Одним из любимых примеров кружка было слово Volksgeist – «дух народа». Этот термин относился к коллективному сознанию и памяти народа, к тому, что он собой представляет и о чем думает. То, что концепция Volksgeist была неточной и неизмеряемой, раздражало участников кружка, и поэтому группа уделила этому термину особое место в своем манифесте 1929 года, надеясь полностью исключить его из языка[169].
Однако идея «Венского кружка» была скорее не вопросом политической цензуры, а философского отношения к границам науки.
Возможно, в то время члены кружка и были правы. Идеи вроде коллективной памяти довольно долго находились вне пределов научного изучения. Однако, получив в свое распоряжение n-грамы, мы можем заняться исследованием подобных концепций. Можно ли измерить ее так же, как мы тестируем память отдельно взятого человека?
Тест памяти
Но если мы собираемся заняться измерениями коллективной памяти, нам стоит для начала понять, как выглядит наука о памяти индивидуальной. Для этого мы обратимся к другому философу, жившему в Германии в XIX веке, – Герману Эббингаузу[170]. Он исследовал принципы работы мышления, то есть работал в области, которую мы сейчас называем психологией. Однако в его время психология была лишь подразделом философии, а не самостоятельной наукой. Люди были склонны выдвигать различные теории относительно мышления, но редко проводили эксперименты.
Эббингауз работал еще до времен «Венского кружка», однако он тоже полагал, что в основе человеческого знания лежит опыт, измерения и эмпирические подтверждения. Он был не особенно упертым фанатиком своих идей и не считал, что большинство концепций психологии, неизмеренных и, возможно, неизмеримых, представляет собой лексический мусор. Вместо этого он задумался над тем, как придать исследованиям мышления более эмпирический характер. Для этого он решился на небывалый шаг: изучение собственной памяти с помощью исключительно экспериментальных методов.
Он тут же столкнулся с проблемой, напоминавшей ту, с которой мы столкнулись при изучении славы. Концепция памяти была достаточно расплывчатой. Эббингаузу нужно было сузить ее фокус, заменив масштабную и расплывчатую область памяти небольшим количеством четко определенных и подлежащих изучению свойств. Он решил ограничиться двумя вопросами – как быстро мы учимся новому и как быстро забываем.
Но, даже сузив масштаб исследований, Эббингауз столкнулся с другими серьезными проблемами.
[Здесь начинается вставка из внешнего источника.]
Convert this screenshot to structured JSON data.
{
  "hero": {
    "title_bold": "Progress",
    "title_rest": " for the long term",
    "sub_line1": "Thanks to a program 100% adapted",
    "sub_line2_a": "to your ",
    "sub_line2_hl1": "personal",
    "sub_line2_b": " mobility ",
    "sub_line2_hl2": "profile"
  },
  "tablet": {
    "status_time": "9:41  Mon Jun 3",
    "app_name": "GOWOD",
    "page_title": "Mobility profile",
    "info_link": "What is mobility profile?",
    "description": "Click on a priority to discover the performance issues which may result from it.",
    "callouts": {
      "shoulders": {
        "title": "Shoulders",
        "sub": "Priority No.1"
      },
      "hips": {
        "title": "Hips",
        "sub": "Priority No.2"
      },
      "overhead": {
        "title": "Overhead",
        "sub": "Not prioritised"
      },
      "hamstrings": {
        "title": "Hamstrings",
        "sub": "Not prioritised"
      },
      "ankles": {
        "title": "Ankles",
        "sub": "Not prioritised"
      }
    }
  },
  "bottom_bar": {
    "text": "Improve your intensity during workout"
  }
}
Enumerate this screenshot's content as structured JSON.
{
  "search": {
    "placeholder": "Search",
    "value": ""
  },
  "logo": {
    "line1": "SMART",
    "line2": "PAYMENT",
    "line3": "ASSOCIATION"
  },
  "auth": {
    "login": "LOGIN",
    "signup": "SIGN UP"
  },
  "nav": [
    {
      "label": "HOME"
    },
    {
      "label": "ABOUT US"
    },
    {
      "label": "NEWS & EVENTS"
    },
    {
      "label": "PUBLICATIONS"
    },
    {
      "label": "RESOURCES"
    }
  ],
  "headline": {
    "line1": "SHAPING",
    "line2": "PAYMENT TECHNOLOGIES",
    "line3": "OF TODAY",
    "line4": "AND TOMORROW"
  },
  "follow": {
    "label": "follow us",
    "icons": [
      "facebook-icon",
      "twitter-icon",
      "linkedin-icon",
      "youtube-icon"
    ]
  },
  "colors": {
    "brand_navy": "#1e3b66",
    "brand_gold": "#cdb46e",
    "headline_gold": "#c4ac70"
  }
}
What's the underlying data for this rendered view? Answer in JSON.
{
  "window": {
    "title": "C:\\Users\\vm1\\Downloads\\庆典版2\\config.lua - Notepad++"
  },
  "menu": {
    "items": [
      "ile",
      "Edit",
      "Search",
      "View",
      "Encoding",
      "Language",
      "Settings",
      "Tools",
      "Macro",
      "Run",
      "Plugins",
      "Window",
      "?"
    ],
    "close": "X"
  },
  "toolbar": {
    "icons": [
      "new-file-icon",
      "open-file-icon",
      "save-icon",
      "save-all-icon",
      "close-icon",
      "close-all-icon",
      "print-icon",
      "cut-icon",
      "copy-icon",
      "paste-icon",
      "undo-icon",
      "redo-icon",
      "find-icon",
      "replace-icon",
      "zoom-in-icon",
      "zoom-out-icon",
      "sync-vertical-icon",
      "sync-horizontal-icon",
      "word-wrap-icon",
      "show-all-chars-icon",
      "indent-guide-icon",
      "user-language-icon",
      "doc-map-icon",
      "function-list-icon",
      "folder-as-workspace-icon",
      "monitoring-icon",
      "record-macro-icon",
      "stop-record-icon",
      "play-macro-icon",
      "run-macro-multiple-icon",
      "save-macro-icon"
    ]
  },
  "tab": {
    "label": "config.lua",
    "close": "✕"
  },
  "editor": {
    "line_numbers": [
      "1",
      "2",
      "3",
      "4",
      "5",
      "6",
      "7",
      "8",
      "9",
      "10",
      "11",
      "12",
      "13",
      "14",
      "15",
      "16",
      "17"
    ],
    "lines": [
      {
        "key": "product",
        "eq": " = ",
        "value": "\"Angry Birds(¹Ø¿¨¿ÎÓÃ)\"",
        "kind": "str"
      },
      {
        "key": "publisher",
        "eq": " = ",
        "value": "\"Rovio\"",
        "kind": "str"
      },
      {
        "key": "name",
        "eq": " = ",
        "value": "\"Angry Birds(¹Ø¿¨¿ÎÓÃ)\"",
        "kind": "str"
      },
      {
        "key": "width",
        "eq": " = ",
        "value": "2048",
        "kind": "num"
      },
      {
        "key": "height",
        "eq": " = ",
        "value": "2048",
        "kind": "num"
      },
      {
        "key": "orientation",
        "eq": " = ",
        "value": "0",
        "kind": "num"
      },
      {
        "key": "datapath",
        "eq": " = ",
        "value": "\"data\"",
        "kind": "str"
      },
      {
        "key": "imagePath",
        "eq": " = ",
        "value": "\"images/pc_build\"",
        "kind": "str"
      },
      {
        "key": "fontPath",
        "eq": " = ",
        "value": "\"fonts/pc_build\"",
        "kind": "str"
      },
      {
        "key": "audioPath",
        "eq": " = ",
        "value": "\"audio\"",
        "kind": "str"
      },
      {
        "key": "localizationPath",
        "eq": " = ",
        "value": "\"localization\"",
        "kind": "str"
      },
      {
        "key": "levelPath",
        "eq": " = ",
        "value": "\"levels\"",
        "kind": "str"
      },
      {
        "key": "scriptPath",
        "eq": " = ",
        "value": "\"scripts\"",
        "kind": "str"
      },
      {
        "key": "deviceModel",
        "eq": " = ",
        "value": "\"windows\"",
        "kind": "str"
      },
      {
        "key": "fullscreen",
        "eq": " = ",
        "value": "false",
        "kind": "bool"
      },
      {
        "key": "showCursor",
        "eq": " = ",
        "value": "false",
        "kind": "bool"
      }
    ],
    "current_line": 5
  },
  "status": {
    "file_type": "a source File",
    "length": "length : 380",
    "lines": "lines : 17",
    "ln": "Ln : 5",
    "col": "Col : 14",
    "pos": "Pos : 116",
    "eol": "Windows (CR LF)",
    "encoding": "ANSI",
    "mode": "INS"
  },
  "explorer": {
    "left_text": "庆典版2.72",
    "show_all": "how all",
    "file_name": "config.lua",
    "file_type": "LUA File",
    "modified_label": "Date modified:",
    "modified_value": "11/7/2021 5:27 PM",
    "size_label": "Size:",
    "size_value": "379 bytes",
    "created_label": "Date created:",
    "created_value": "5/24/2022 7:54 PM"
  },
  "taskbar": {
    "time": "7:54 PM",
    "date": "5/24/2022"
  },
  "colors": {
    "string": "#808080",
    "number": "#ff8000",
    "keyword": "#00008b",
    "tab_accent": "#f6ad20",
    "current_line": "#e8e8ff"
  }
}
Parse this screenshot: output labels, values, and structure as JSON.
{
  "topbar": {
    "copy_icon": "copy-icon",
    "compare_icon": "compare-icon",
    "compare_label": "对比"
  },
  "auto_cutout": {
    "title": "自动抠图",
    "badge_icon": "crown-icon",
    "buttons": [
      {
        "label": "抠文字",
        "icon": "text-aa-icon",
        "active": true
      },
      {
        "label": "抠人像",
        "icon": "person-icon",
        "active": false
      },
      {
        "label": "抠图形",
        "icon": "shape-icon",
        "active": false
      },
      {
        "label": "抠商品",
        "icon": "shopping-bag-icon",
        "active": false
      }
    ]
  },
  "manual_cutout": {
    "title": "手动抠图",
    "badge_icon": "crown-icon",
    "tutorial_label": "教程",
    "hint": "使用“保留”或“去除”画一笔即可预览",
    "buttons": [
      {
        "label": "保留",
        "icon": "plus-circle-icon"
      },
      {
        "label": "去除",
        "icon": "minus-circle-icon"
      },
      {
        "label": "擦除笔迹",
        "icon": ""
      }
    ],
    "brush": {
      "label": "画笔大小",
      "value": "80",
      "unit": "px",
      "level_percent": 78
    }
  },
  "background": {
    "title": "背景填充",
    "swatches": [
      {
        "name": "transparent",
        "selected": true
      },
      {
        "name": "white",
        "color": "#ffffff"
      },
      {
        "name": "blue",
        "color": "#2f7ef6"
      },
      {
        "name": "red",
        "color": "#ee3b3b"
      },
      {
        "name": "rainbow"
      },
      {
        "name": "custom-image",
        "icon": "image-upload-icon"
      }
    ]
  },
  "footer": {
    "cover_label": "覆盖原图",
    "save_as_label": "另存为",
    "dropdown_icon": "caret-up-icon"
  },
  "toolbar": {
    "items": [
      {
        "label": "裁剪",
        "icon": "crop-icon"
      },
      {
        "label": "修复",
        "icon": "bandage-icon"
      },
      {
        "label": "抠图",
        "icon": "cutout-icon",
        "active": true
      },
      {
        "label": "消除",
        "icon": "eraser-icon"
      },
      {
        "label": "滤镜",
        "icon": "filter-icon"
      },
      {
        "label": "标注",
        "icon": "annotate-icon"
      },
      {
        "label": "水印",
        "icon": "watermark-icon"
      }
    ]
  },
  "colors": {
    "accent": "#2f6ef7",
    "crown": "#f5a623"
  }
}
Наиболее успешные эксперименты проходят в условиях изолированной и контролируемой среды. Человеческая память таковой не является. Каждый элемент информации в нашем мышлении включен в целую сеть концепций. Мы выстраиваем ассоциации с известными нам фактами, идеями, людьми, эмоциями, местами и событиями. Эти комплексные отношения оказывают огромное влияние на процесс запоминания. В результате становится довольно сложно изучить способность к запоминанию конкретного факта в отрыве от всего остального. Мы уже видели, как благодаря определенным ассоциативным связям неправильные глаголы типа burn – burnt, learn – learnt, spell – spelt и spill – spilt могут успешно выживать в течение столетий. И подобные эффекты памяти представляют собой не исключения, а правила.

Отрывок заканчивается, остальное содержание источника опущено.